Entwürdigend sind Zirkuslektionen dann, wenn Sie unter Zwang trainiert werden und dem Pferd nicht die Chance gegeben wird, mit positiven Erfahrungen zu lernen. Dann stimme ich der Meinung zu, sind Zirkuslektionen entwürdigend. Richtig trainiert sind Zirkuslektionen für jedes Pferd-Mensch-Paar eine Bereicherung. Werden Zirkuslektionen zwanglos und mit viel Belohnung, Zeit und Geduld trainiert, haben Sie einen hohen pädagogischen Wert.

Das Knien in Perfektion, natürlich und ungezwungen (Foto: Ulrike Wilde)

Das Knien in Perfektion, natürlich und ungezwungen (Foto: Ulrike Wilde)

Sie vermitteln dem Pferd Spaß am Lernen, das Pferd lernt, das seine Mitarbeit erwünscht ist und geschätzt wird. Das Denkvermögen des Pferdes wird auf diese Weise geschult, so dass auch im übrigen Training Bewegungsabläufe besser verstanden werden können.

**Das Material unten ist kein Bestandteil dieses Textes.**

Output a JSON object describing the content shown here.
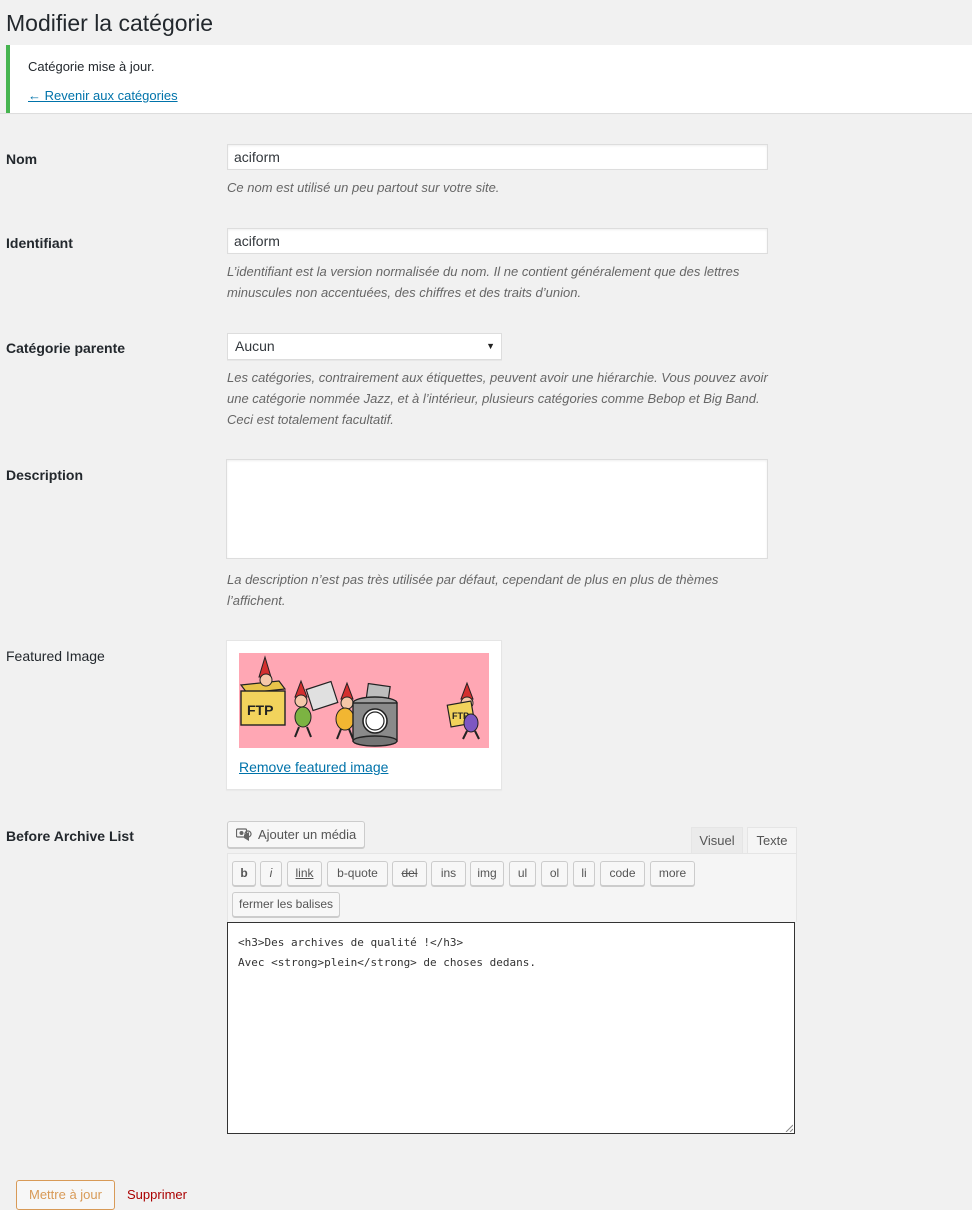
{
  "page": {
    "title": "Modifier la catégorie"
  },
  "notice": {
    "message": "Catégorie mise à jour.",
    "back_link": "← Revenir aux catégories",
    "accent_color": "#46b450"
  },
  "fields": {
    "name": {
      "label": "Nom",
      "value": "aciform",
      "help": "Ce nom est utilisé un peu partout sur votre site."
    },
    "slug": {
      "label": "Identifiant",
      "value": "aciform",
      "help_line1": "L’identifiant est la version normalisée du nom. Il ne contient généralement que des lettres",
      "help_line2": "minuscules non accentuées, des chiffres et des traits d’union."
    },
    "parent": {
      "label": "Catégorie parente",
      "selected": "Aucun",
      "help_line1": "Les catégories, contrairement aux étiquettes, peuvent avoir une hiérarchie. Vous pouvez avoir",
      "help_line2": "une catégorie nommée Jazz, et à l’intérieur, plusieurs catégories comme Bebop et Big Band.",
      "help_line3": "Ceci est totalement facultatif."
    },
    "description": {
      "label": "Description",
      "value": "",
      "help_line1": "La description n’est pas très utilisée par défaut, cependant de plus en plus de thèmes",
      "help_line2": "l’affichent."
    },
    "featured_image": {
      "label": "Featured Image",
      "remove_link": "Remove featured image",
      "image_texts": [
        "FTP",
        "FTP"
      ]
    },
    "before_archive": {
      "label": "Before Archive List",
      "add_media": "Ajouter un média",
      "tab_visual": "Visuel",
      "tab_text": "Texte",
      "quicktags": [
        "b",
        "i",
        "link",
        "b-quote",
        "del",
        "ins",
        "img",
        "ul",
        "ol",
        "li",
        "code",
        "more"
      ],
      "close_tags": "fermer les balises",
      "content_line1": "<h3>Des archives de qualité !</h3>",
      "content_line2": "Avec <strong>plein</strong> de choses dedans."
    }
  },
  "actions": {
    "update": "Mettre à jour",
    "delete": "Supprimer",
    "update_color": "#d89a57",
    "delete_color": "#aa0000"
  }
}
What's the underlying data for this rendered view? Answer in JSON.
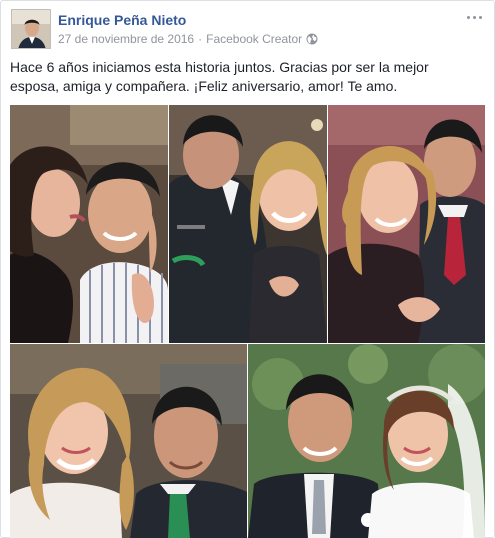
{
  "post": {
    "author": "Enrique Peña Nieto",
    "date": "27 de noviembre de 2016",
    "separator": "·",
    "source": "Facebook Creator",
    "privacy_icon": "globe-icon",
    "more_icon": "more-options-icon",
    "text": "Hace 6 años iniciamos esta historia juntos. Gracias por ser la mejor esposa, amiga y compañera. ¡Feliz aniversario, amor! Te amo."
  },
  "photos": [
    {
      "name": "photo-couple-kiss-cheek"
    },
    {
      "name": "photo-couple-laughing"
    },
    {
      "name": "photo-couple-kiss-temple"
    },
    {
      "name": "photo-couple-smiling"
    },
    {
      "name": "photo-couple-wedding"
    }
  ],
  "colors": {
    "author_link": "#365899",
    "meta_text": "#90949c",
    "body_text": "#1d2129",
    "border": "#dddfe2"
  }
}
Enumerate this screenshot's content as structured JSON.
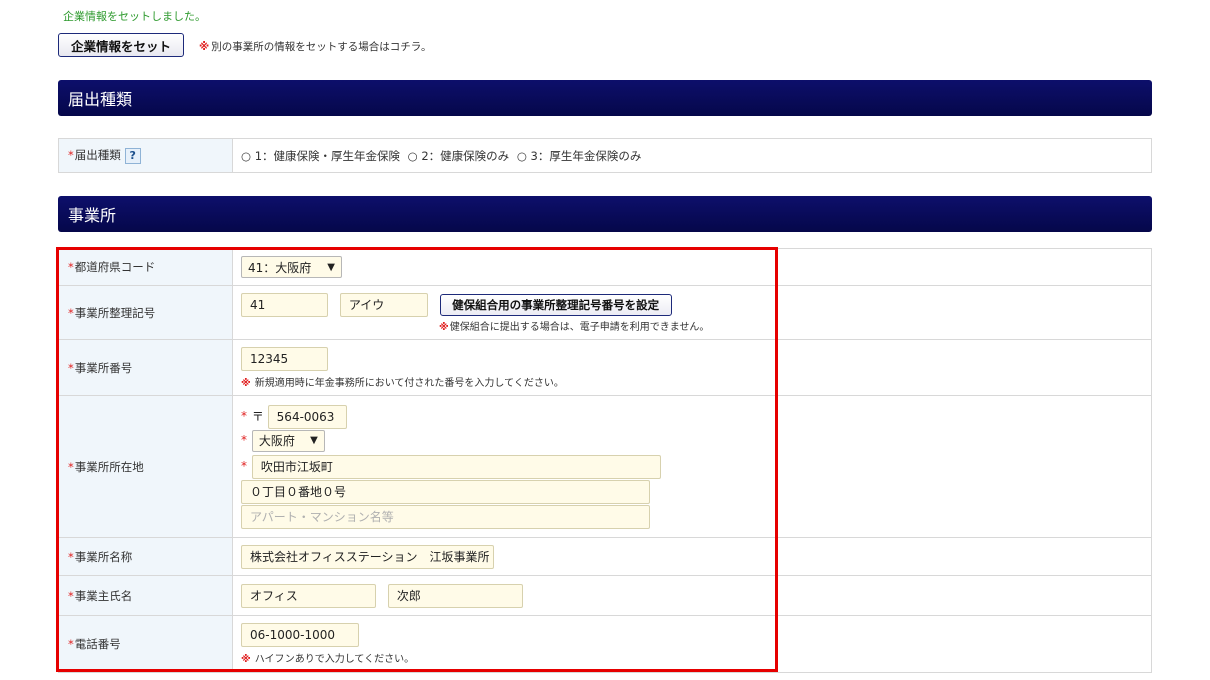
{
  "top_message": "企業情報をセットしました。",
  "company_button": "企業情報をセット",
  "company_note_mark": "※",
  "company_note": "別の事業所の情報をセットする場合はコチラ。",
  "sections": {
    "filing_type": "届出種類",
    "office": "事業所"
  },
  "filing": {
    "label": "届出種類",
    "help": "?",
    "options": [
      "○ 1：健康保険・厚生年金保険",
      "○ 2：健康保険のみ",
      "○ 3：厚生年金保険のみ"
    ]
  },
  "req_mark": "*",
  "office": {
    "pref_code": {
      "label": "都道府県コード",
      "value": "41：大阪府"
    },
    "reg_symbol": {
      "label": "事業所整理記号",
      "value1": "41",
      "value2": "アイウ",
      "button": "健保組合用の事業所整理記号番号を設定",
      "note_mark": "※",
      "note": "健保組合に提出する場合は、電子申請を利用できません。"
    },
    "number": {
      "label": "事業所番号",
      "value": "12345",
      "note_mark": "※",
      "note": "新規適用時に年金事務所において付された番号を入力してください。"
    },
    "address": {
      "label": "事業所所在地",
      "postal_mark": "〒",
      "postal": "564-0063",
      "prefecture": "大阪府",
      "city": "吹田市江坂町",
      "street": "０丁目０番地０号",
      "building_placeholder": "アパート・マンション名等"
    },
    "name": {
      "label": "事業所名称",
      "value": "株式会社オフィスステーション　江坂事業所"
    },
    "owner": {
      "label": "事業主氏名",
      "last": "オフィス",
      "first": "次郎"
    },
    "phone": {
      "label": "電話番号",
      "value": "06-1000-1000",
      "note_mark": "※",
      "note": "ハイフンありで入力してください。"
    }
  },
  "colors": {
    "section_bar": "#0d0f6b",
    "required": "#e02020",
    "highlight": "#e60000",
    "success_text": "#2e9a2e",
    "input_bg": "#fffbe8"
  }
}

Die koordinativen Fähigkeiten des Pferdes, das Gleichgewicht und das Körpergefühl im Allgemeinen wird ebenfalls verbessert. Zu guter Letzt wirken Zirkuslektionen gymnastizierend und tragen damit zur Gesunderhaltung des Pferdes und zur Verletzungsvorbeugung bei.

Zirkuslektionen sind also mitnichten unnatürlich. Wer jedoch noch nie gesehen hat, wie Pferdeaugen strahlen, wenn sich Pferd und Mensch voller Freude gemeinsam etwas erarbeiten, weil er sich im Irrglauben davor verschließt, wird diese Erkenntnis möglicherweise nicht erlangen, lebt mit falschen Vorstellungen und verpasst womöglich eine wichtige Erfahrung im Zusammenleben mit seinem Pferd.